Jonathan Miles of the New York Times has an interesting article about the history and mysteries of Benedictine liqueur. The 500th anniversary of Benedictine will be celebrated in 2010, making it one of the oldest and most storied liqueurs in the Western world. Of note in the article are two interesting recipes, one from Damon Dyer of Louis 649 and the other from André Balazs’s Standard Hotel.

Monte Cassino by Damon Dyer

3/4 oz Bénédictine
3/4 oz yellow Chartreuse
3/4 oz freshly-squeezed lemon juice
3/4 oz Rittenhouse 100-proof rye whiskey.

Mix the ingredients in a cocktail shaker with ice, then strain into a chilled cocktail glass and garnish with a lemon twist.

The Benediction from the Standard Hotel

3/4 oz Bénédictine
Dash orange bitters
Champagne, to top.

Add the Bénédictine to a Champagne flute, add the bitters, then fill with Champagne.

Of course, my personal favorite cocktail with Benedictine…

Cocktail a la Louisiane

3/4 oz rye whiskey
3/4 oz Benedictine
3/4 oz sweet vermouth
3 dashes absinthe
3 dashes Peychaud’s bitters

Stir with cracked ice and strain into chilled cocktail glass. Garnish with a cherry.

The a la Louisiane is what I consider to be a true cocktailians cocktail. It’s somewhat obscure and made with classic ingredients from top to bottom. It’s strong, boozy, savory, and complex. There aren’t too many cocktails that you can reliably order in a high-end cocktail bar and show you are of the cognoscenti in the same way as an a la Louisiane. Trust me and try it out, not only will you like the ensuing tipple you receive, you’ll probably also like having a bartender who geeks out with you on a tour through other great, rare cocktails.

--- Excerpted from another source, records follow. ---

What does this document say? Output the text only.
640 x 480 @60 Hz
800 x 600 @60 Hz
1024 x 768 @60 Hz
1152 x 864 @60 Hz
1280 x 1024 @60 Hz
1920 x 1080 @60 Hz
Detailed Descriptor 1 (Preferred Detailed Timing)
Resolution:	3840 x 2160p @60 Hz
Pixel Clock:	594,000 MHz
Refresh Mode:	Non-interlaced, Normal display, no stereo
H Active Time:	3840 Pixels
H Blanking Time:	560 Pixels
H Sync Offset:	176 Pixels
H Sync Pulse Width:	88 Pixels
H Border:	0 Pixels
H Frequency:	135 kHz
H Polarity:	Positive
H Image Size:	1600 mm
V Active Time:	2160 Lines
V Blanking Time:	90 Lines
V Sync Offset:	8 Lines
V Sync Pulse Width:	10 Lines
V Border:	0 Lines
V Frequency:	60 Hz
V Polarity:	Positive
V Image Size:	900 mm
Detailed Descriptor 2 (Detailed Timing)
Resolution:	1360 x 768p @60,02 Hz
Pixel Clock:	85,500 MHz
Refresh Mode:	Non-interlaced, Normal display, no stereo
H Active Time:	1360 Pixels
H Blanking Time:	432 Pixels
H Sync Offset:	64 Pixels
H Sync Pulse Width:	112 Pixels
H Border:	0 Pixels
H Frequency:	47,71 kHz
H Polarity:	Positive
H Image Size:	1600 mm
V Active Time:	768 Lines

In the comments, Dave points out that the NYT article has another cocktail in the body of the text. I initially failed to pull it out but it looks good too, so here it is:

Wisco Country Club from Joseph Leonard

1 oz gin
1 oz grapefruit juice
3/4 oz Benedictine
dash orange bitters
Top with champagne

Shake all ingredients except for champagne over ice. Strain into a champagne flute and top with champagne



  1. Don’t forget about the Wisco Country Club. Strangely, the recipe was given in the article body only, but it looks really interesting. The combination of Benedictine and grapefruit juice seems vaguely tiki-inspired, and I’d bet that the addition of gin and champagne makes it a killer brunch option.

  2. Oh my. That “Cocktail a la Louisiane” is a delight, somewhere between a Sazerac and a Manhattan. Thank you!